Scout yields the following national-scale results for individual ECMs:
- primary energy savings (in quadrillion Btus),
- avoided CO₂ emissions (in million metric tons),
- operational cost savings, and
- per unit cost effectiveness, expressed by multiple financial metrics including internal rate of return (IRR), simple payback, cost of conserved energy (CCE), and cost of conserved CO₂ (CCC) (conceptually equivalent to CCE, but should be compared with CO₂ prices).
Results may be aggregated across multiple ECMs and filtered by variables such as climate zone, building type/vintage, and end use.

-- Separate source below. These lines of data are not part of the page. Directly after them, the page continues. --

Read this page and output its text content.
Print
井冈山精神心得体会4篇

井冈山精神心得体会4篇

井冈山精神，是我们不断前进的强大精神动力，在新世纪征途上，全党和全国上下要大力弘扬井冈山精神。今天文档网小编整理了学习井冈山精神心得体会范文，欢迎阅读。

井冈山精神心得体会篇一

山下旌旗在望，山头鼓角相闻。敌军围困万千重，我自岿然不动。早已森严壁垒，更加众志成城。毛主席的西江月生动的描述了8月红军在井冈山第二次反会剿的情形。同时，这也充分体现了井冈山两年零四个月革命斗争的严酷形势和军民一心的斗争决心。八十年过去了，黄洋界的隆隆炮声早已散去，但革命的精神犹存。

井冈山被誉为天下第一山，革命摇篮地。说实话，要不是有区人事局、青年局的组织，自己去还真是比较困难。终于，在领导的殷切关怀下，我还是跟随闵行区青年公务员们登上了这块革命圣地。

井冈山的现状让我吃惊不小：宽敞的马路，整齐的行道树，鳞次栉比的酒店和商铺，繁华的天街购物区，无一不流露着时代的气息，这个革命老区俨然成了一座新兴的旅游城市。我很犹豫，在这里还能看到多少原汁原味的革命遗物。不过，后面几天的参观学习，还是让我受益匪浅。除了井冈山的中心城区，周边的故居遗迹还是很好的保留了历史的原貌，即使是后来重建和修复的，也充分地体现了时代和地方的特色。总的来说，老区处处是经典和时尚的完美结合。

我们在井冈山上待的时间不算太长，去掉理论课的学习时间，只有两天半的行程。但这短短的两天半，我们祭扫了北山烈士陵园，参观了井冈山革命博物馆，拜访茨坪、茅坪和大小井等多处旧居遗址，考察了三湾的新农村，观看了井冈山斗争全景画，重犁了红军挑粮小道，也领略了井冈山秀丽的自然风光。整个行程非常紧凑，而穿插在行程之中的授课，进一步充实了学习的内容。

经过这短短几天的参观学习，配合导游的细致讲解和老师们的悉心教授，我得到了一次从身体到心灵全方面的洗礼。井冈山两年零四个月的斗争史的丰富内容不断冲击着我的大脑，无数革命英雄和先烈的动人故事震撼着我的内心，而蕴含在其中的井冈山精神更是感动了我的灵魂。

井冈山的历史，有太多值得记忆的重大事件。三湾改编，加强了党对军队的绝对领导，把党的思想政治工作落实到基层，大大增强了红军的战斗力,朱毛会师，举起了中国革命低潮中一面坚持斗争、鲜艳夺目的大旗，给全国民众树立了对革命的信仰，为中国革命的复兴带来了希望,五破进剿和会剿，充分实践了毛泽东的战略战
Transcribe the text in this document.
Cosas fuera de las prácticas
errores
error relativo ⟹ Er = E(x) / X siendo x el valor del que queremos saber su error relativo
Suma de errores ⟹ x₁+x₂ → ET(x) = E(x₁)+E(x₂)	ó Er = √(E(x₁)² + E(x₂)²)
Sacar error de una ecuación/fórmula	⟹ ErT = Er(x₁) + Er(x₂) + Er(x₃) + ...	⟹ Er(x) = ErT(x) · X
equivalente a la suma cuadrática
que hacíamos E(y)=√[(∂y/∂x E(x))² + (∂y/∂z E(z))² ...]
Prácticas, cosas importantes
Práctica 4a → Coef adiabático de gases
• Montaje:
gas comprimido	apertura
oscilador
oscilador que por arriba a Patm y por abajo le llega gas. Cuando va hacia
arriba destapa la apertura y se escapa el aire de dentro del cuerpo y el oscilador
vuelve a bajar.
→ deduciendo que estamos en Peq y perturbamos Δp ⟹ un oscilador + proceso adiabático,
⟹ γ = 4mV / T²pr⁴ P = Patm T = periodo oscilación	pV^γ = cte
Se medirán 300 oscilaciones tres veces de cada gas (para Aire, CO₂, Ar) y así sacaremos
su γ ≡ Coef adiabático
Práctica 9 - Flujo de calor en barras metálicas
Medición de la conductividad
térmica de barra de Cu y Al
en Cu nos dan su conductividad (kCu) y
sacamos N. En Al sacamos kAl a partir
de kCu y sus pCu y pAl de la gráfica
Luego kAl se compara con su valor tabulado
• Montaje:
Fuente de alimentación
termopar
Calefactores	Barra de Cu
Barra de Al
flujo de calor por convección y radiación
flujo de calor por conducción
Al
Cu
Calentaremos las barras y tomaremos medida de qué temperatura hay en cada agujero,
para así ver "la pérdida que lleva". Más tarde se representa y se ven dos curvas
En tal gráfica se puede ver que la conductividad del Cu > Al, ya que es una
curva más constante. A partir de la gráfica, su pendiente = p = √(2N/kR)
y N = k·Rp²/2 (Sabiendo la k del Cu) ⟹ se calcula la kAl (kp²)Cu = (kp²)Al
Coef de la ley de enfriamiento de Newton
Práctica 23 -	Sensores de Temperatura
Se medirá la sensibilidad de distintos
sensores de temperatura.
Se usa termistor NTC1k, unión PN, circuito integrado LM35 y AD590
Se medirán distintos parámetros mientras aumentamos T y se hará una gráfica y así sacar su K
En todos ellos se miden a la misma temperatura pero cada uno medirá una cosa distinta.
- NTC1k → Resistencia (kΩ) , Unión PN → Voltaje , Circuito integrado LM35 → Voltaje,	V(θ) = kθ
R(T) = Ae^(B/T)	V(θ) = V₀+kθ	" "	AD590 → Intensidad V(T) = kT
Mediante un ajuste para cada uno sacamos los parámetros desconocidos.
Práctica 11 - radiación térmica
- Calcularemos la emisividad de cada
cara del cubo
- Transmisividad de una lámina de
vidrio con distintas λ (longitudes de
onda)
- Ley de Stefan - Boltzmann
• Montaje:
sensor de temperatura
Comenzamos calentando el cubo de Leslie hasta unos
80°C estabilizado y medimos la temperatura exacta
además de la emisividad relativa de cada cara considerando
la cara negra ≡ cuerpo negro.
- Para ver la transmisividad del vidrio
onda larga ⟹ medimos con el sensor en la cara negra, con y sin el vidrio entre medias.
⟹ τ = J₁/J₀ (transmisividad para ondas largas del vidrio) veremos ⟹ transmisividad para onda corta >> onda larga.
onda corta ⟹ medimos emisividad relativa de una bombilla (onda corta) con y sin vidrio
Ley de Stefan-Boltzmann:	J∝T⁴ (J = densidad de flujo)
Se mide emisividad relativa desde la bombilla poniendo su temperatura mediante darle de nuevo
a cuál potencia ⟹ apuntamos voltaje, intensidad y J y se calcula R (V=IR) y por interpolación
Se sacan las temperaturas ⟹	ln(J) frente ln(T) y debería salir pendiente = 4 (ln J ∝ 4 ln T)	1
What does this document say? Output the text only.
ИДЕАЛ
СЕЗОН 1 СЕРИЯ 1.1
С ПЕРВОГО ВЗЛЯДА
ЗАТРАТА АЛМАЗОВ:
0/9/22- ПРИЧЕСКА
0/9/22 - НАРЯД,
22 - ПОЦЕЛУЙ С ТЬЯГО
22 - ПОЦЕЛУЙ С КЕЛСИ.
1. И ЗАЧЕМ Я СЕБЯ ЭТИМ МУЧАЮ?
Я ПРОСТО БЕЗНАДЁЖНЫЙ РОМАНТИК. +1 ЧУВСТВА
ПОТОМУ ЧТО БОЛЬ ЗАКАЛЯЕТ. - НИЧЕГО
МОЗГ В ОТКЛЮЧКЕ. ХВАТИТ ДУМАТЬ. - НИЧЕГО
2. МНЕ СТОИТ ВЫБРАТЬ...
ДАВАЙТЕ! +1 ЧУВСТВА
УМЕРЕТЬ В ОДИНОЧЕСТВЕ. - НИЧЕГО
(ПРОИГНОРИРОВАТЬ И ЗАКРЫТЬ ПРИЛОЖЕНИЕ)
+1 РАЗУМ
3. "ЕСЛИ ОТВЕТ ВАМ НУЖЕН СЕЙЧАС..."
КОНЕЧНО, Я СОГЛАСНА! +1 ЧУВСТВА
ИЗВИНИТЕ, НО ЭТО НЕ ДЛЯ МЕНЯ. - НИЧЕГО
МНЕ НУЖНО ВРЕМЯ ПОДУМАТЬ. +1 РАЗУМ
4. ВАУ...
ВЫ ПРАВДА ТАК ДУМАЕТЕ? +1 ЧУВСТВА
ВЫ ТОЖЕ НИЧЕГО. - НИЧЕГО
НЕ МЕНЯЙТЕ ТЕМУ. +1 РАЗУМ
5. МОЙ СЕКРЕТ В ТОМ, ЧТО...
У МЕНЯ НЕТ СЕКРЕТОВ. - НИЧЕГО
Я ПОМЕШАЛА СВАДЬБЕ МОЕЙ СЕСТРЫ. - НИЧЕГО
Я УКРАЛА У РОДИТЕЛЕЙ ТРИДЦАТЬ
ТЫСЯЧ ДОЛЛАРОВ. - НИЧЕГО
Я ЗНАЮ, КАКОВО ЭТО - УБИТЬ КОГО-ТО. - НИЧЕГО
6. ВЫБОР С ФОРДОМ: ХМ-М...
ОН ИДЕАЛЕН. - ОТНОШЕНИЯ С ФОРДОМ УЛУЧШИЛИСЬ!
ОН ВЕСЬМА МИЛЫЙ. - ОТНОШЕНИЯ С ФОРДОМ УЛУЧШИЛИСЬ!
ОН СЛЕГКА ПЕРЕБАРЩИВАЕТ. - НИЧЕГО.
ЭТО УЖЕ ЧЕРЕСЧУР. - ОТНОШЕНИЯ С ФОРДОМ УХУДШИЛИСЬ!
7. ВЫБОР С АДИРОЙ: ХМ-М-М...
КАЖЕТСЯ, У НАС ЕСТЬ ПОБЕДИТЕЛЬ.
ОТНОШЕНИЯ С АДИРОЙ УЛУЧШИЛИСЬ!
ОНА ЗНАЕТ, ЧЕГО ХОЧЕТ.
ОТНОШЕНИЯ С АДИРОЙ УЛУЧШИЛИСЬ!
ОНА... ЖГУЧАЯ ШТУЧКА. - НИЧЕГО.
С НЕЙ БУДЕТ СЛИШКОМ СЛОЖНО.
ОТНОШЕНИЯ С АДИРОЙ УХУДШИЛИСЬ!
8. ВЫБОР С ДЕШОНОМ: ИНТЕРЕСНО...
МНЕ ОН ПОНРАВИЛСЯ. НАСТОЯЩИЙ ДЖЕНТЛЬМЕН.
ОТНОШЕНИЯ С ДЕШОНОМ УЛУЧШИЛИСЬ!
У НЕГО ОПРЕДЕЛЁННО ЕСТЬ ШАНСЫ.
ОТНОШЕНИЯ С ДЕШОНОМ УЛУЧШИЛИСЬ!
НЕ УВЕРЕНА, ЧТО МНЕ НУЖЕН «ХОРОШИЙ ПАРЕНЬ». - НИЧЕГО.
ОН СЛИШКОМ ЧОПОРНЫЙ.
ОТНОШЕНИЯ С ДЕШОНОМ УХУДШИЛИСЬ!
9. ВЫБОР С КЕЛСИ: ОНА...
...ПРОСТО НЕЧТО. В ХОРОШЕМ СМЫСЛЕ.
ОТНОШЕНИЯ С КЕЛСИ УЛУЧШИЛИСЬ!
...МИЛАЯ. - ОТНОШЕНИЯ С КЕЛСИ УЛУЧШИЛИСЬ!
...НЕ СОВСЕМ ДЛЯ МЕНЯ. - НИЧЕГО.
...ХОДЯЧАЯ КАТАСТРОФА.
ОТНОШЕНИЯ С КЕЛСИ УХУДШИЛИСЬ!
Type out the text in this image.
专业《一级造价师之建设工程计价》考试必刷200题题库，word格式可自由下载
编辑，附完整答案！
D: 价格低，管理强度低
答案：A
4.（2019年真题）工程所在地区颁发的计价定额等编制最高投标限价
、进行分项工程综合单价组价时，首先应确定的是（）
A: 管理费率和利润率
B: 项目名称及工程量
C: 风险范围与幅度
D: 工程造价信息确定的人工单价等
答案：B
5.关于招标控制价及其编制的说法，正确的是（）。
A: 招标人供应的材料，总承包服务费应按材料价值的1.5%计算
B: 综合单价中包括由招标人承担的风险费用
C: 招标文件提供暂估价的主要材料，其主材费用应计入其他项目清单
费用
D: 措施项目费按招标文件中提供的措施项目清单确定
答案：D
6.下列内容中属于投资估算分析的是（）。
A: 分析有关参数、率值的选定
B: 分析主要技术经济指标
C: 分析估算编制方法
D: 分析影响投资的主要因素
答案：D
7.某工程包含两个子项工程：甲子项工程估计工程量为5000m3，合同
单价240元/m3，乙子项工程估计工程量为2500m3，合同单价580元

ECMs represent building technologies or operational approaches that improve upon the unit efficiency and/or lifetime operational costs of the comparable incumbent or “business-as-usual” technology or approach.
ECMs are characterized by their energy efficiency, installed cost, lifetime, and applicable baseline markets; whether they add-on to or fully replace the service of a “business-as-usual” technology; whether they involve fuel switching; and their year of market entry and exit.
The applicable baseline market for an ECM enumerates all of the climate zones, building types, structure types, end uses, fuel types, and technologies that are relevant to an ECM.
ECM definitions can include distinct cost, efficiency, and lifetime values for each climate zone, building type, fuel type, end use, and/or technology type; probability distributions may also be placed on ECM cost, efficiency, and lifetime inputs.

There are two different scenarios that are used to represent consumer adoption of an ECM.

The technical potential scenario assumes that as soon as an ECM is introduced, the entire baseline market instantaneously and completely switches to the new ECM, and the ECM retains a complete sales monopoly in subsequent years. Results from this scenario represent the maximum impact an ECM could have, limited only by baseline market size.
The max adoption potential scenario assumes an ECM is only able to capture the portion of its baseline market associated with new construction and retrofit or replacement of existing equipment in a given year. Results from this scenario represent an ECM’s maximum impact considering typical building and equipment turnover and generally show a gradual accumulation of ECM savings over time.

In cases where multiple ECMs apply to the same baseline market, the market is apportioned among the competing ECMs based on each ECM’s incremental capital costs and operating cost savings.
In general, ECMs with lower incremental capital costs and higher operating cost savings will capture a greater share of a baseline market being competed. The importance of capital and operating cost savings on market share are weighted differently depending on the end use affected.
ECM competition is needed to ensure there is no double-counting of energy, CO₂, and operating cost savings impacts when aggregating results across multiple ECMs.